Praise where praise is due. Apparently the clueless coup had its moments. Lord M and Mr D seem to have wrestled the driving wheel away from Mr Balls. According to briefing “Tory cuts versus Labour investment” is no longer the dish of the day. We are all cutters now.
This morning Mr Darling begins the long task of trying to win back the confidence of the money lenders. When you need to borrow one quarter of all you are spending, day in, day out, you do need to heed their views. The Bank this week confirmed that it would not be printing any more money. They only have around £7 billion of firepower left out of the £200 billion they agreed to print to see the government through the worst of the downturn. In recent weeks the Bank has been buying under half the amount of debt the government needs to borrow. We can see that from the increase in the interest rate the government now has to offer to raise its money.As readers of this site will know, we should expect further increases in interest rates to follow as the government shifts from printing some to borrowing the lot.
If the government is serious about helping recovery it needs to put through spending cuts now. Lord M has been showing the way with the Universities – not popular but I guess realistic. I would myself prefer it if they would stop recruiting from outside to all these non jobs and got on with the task of reforming and simplifying public services.

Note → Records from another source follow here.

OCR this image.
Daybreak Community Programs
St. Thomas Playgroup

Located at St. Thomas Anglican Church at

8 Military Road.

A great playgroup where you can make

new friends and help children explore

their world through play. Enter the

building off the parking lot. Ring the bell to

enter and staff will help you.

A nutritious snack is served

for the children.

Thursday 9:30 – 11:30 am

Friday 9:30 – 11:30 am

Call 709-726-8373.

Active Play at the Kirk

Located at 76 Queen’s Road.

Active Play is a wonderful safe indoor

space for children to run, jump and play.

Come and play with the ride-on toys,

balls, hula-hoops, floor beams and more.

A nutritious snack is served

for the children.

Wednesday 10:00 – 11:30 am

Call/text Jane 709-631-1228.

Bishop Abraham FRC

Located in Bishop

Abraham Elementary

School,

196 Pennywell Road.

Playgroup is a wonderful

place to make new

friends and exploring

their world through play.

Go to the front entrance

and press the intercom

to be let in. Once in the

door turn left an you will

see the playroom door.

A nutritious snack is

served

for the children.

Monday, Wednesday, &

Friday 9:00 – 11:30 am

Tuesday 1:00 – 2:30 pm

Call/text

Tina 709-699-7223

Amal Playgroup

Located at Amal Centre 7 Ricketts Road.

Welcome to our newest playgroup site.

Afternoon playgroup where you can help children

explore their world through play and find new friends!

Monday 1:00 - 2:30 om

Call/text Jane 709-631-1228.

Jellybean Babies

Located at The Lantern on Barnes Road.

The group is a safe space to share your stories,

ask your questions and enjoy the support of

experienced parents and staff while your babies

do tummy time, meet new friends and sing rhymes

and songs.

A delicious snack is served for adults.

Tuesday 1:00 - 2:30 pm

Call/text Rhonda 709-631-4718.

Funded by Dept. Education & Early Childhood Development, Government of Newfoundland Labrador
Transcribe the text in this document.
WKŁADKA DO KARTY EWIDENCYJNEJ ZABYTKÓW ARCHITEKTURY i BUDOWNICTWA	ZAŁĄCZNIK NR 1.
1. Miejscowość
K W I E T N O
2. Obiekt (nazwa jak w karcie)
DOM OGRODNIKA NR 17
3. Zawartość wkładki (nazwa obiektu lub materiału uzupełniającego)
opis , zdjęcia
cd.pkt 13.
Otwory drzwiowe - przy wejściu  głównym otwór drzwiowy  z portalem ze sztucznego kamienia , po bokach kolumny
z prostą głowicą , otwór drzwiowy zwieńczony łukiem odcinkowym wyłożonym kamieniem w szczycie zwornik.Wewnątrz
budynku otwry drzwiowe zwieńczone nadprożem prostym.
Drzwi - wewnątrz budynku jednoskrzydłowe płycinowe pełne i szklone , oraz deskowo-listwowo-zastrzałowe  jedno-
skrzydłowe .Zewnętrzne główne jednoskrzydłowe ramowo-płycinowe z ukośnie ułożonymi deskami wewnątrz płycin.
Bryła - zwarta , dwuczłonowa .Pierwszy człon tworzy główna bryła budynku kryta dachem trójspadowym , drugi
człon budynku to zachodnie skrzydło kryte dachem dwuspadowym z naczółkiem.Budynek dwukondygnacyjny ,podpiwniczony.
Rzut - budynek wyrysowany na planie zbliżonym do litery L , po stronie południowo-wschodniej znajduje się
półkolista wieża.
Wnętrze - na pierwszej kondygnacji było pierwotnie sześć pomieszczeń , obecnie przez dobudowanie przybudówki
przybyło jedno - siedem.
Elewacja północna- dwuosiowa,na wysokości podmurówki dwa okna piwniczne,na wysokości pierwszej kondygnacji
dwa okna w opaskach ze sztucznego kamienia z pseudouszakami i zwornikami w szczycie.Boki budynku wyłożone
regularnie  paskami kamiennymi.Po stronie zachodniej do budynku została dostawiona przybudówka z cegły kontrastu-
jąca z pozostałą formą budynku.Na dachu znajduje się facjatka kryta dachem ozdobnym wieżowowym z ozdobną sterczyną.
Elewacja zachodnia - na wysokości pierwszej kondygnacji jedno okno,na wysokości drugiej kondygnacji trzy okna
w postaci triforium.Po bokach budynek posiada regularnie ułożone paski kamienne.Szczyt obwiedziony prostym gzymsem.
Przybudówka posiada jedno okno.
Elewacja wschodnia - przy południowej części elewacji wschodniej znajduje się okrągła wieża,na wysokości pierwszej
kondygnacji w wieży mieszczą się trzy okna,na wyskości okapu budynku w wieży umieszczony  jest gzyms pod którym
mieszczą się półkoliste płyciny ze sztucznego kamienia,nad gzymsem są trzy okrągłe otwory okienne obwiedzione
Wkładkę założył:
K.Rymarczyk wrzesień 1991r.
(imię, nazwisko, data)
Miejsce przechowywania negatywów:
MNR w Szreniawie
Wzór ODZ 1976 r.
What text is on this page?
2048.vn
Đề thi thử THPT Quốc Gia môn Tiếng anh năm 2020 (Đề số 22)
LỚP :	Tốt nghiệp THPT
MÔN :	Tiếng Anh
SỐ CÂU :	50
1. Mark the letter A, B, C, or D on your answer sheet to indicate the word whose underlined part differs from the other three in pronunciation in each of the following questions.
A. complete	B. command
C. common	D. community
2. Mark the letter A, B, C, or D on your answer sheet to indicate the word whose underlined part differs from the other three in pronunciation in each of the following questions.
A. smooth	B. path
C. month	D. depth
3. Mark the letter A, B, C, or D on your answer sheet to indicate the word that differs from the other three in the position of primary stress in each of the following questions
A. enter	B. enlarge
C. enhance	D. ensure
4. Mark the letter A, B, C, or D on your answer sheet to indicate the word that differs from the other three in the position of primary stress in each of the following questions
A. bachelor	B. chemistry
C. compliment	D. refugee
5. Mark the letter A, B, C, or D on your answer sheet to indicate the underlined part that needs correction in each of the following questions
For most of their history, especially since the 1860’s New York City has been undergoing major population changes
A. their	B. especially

Lord M has also allowed people to write that he wishes to reassure entrepreneurs and rich foreign investors that they are still welcome here. Labour, he says, is not about to squeeze them until the pips squeak. There is still enough New Labour to recognise the need to keep and encourage entrerprise. If that is true then they should cancel the 50p tax rate, as the quickest way to send a message to the world community that they do still want a UK open for business.
We are told today there will be a Labour budget before the election. That will make interesting reading. Of course it will contain the biggest spending cuts for 20 years. To create a sustainable recovery it needs to contain the biggest spending cuts for more than 70 years, such is the extent of the crisis in public finances. If they do not cut soon, interest rates will carry on upwards, damaging what passes for a private sector recovery so far.